Indeed, the distribution of wealth is too important an issue to be left to economists, sociologists, historians, and philosophers. It is of interest to everyone, and that is a good thing. The concrete, physical reality of inequality is visible to the naked eye and naturally inspires sharp but contradictory political judgments. Peasant and noble, worker and factory owner, waiter and banker: each has his or her own unique vantage point and sees important aspects of how other people live and what relations of power and domination exist between social groups, and these observations shape each person’s judgment of what is and is not just. Hence there will always be a fundamentally subjective and psychological dimension to inequality, which inevitably gives rise to political conflict that no purportedly scientific analysis can alleviate. Democracy will never be supplanted by a republic of experts—and that is a very good thing.
A Republic of Experts—if there’s a better way to describe our current state of social and economic affairs, I don’t know what it is.
Anyway, Piketty’s book, “Capital in the Twenty-First Century,” is what all of the cool kids are reading right now (and by ‘reading’ I mean ‘listening to people discuss on podcasts and NPR’) and I’ve been looking for an excuse to convince myself that I need to read it too.

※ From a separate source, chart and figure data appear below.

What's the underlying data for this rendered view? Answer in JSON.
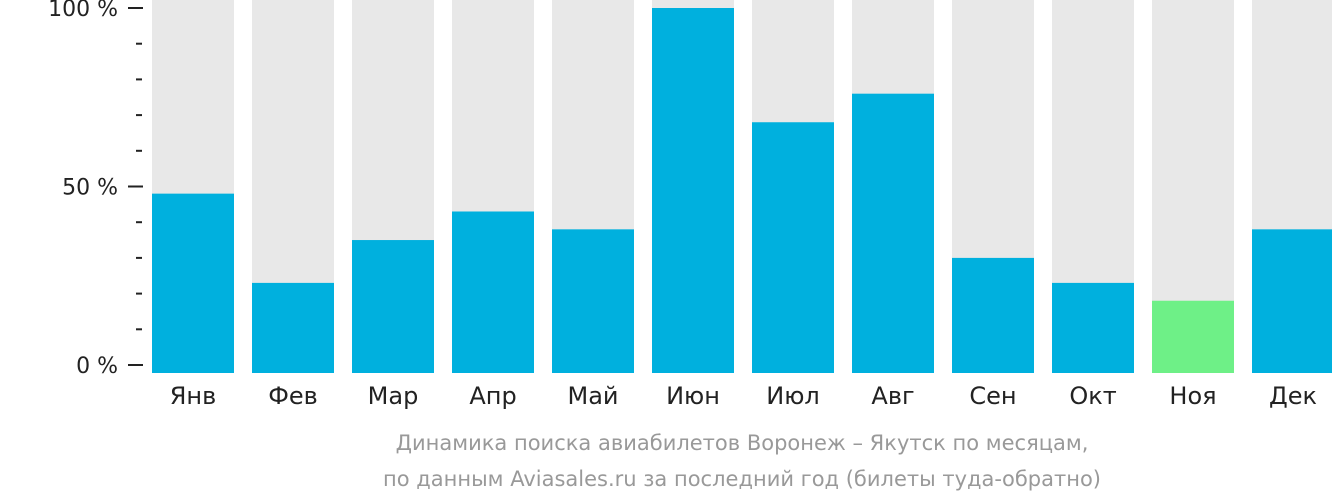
{
  "chart_data": {
    "type": "bar",
    "categories": [
      "Янв",
      "Фев",
      "Мар",
      "Апр",
      "Май",
      "Июн",
      "Июл",
      "Авг",
      "Сен",
      "Окт",
      "Ноя",
      "Дек"
    ],
    "values": [
      48,
      23,
      35,
      43,
      38,
      100,
      68,
      76,
      30,
      23,
      18,
      38
    ],
    "highlight_index": 10,
    "ylim": [
      0,
      100
    ],
    "yticks": [
      {
        "value": 100,
        "label": "100 %"
      },
      {
        "value": 50,
        "label": "50 %"
      },
      {
        "value": 0,
        "label": "0 %"
      }
    ],
    "minor_tick_step": 10,
    "grid": false,
    "colors": {
      "bar": "#00b0de",
      "highlight": "#6ef087",
      "background_bar": "#e8e8e8",
      "axis": "#222222",
      "label": "#222222"
    }
  },
  "caption": {
    "line1": "Динамика поиска авиабилетов Воронеж – Якутск по месяцам,",
    "line2": "по данным Aviasales.ru за последний год (билеты туда-обратно)",
    "color": "#999999"
  }
}
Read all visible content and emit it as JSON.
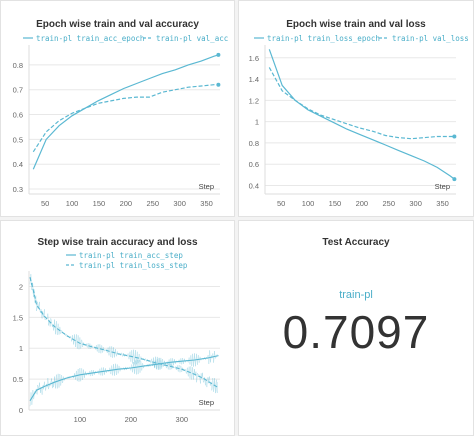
{
  "colors": {
    "series": "#5ab8d2",
    "grid": "#e8e8e8",
    "axis_text": "#666666"
  },
  "chart_data": [
    {
      "type": "line",
      "title": "Epoch wise train and val accuracy",
      "xlabel": "Step",
      "xlim": [
        20,
        375
      ],
      "ylim": [
        0.28,
        0.88
      ],
      "xticks": [
        50,
        100,
        150,
        200,
        250,
        300,
        350
      ],
      "yticks": [
        0.3,
        0.4,
        0.5,
        0.6,
        0.7,
        0.8
      ],
      "ytick_labels": [
        "0.3",
        "0.4",
        "0.5",
        "0.6",
        "0.7",
        "0.8"
      ],
      "legend_position": "top",
      "series": [
        {
          "name": "train-pl train_acc_epoch",
          "style": "solid",
          "x": [
            28,
            52,
            76,
            100,
            124,
            148,
            172,
            196,
            220,
            244,
            268,
            292,
            316,
            340,
            364,
            372
          ],
          "y": [
            0.38,
            0.5,
            0.555,
            0.595,
            0.625,
            0.655,
            0.68,
            0.705,
            0.725,
            0.745,
            0.765,
            0.78,
            0.8,
            0.815,
            0.835,
            0.84
          ]
        },
        {
          "name": "train-pl val_acc",
          "style": "dashed",
          "x": [
            28,
            52,
            76,
            100,
            124,
            148,
            172,
            196,
            220,
            244,
            268,
            292,
            316,
            340,
            364,
            372
          ],
          "y": [
            0.45,
            0.53,
            0.575,
            0.605,
            0.625,
            0.645,
            0.655,
            0.665,
            0.67,
            0.67,
            0.69,
            0.7,
            0.71,
            0.715,
            0.72,
            0.72
          ]
        }
      ]
    },
    {
      "type": "line",
      "title": "Epoch wise train and val loss",
      "xlabel": "Step",
      "xlim": [
        20,
        375
      ],
      "ylim": [
        0.32,
        1.72
      ],
      "xticks": [
        50,
        100,
        150,
        200,
        250,
        300,
        350
      ],
      "yticks": [
        0.4,
        0.6,
        0.8,
        1.0,
        1.2,
        1.4,
        1.6
      ],
      "ytick_labels": [
        "0.4",
        "0.6",
        "0.8",
        "1",
        "1.2",
        "1.4",
        "1.6"
      ],
      "legend_position": "top",
      "series": [
        {
          "name": "train-pl train_loss_epoch",
          "style": "solid",
          "x": [
            28,
            52,
            76,
            100,
            124,
            148,
            172,
            196,
            220,
            244,
            268,
            292,
            316,
            340,
            364,
            372
          ],
          "y": [
            1.68,
            1.34,
            1.2,
            1.11,
            1.05,
            0.99,
            0.93,
            0.88,
            0.83,
            0.78,
            0.73,
            0.68,
            0.63,
            0.57,
            0.49,
            0.46
          ]
        },
        {
          "name": "train-pl val_loss",
          "style": "dashed",
          "x": [
            28,
            52,
            76,
            100,
            124,
            148,
            172,
            196,
            220,
            244,
            268,
            292,
            316,
            340,
            364,
            372
          ],
          "y": [
            1.51,
            1.29,
            1.2,
            1.12,
            1.06,
            1.02,
            0.98,
            0.94,
            0.91,
            0.87,
            0.85,
            0.84,
            0.85,
            0.86,
            0.86,
            0.86
          ]
        }
      ]
    },
    {
      "type": "line",
      "title": "Step wise train accuracy and loss",
      "xlabel": "Step",
      "xlim": [
        0,
        375
      ],
      "ylim": [
        0,
        2.25
      ],
      "xticks": [
        100,
        200,
        300
      ],
      "yticks": [
        0,
        0.5,
        1.0,
        1.5,
        2.0
      ],
      "ytick_labels": [
        "0",
        "0.5",
        "1",
        "1.5",
        "2"
      ],
      "legend_position": "top",
      "series": [
        {
          "name": "train-pl train_acc_step",
          "style": "solid",
          "x": [
            2,
            15,
            30,
            50,
            75,
            100,
            125,
            150,
            175,
            200,
            225,
            250,
            275,
            300,
            325,
            350,
            372
          ],
          "y": [
            0.15,
            0.32,
            0.38,
            0.45,
            0.52,
            0.57,
            0.6,
            0.63,
            0.66,
            0.68,
            0.71,
            0.74,
            0.77,
            0.79,
            0.81,
            0.84,
            0.88
          ]
        },
        {
          "name": "train-pl train_loss_step",
          "style": "dashed",
          "x": [
            2,
            8,
            15,
            30,
            50,
            75,
            100,
            125,
            150,
            175,
            200,
            225,
            250,
            275,
            300,
            325,
            345,
            360,
            372
          ],
          "y": [
            2.15,
            1.95,
            1.7,
            1.52,
            1.35,
            1.2,
            1.08,
            1.02,
            0.97,
            0.91,
            0.87,
            0.82,
            0.76,
            0.71,
            0.66,
            0.58,
            0.5,
            0.42,
            0.36
          ]
        }
      ]
    }
  ],
  "test_panel": {
    "title": "Test Accuracy",
    "run_name": "train-pl",
    "value": "0.7097"
  }
}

If you’re on the edge, reading the Introduction is the way to go—from what I understand, the book proper is denser, but if you can make heads or tails of the Intro, you should be able to make it through. And if you’re still reading this, you will probably enjoy the Intro. Once I finish Roxane Gay’s new novel, I’m going to take the plunge. Or maybe I’ll save it for vacation, because, you know, what better time to declare that, “Intellectual and political debate about the distribution of wealth has long been based on an abundance of prejudice and a paucity of fact,” than while you’re sitting on the beach with your family.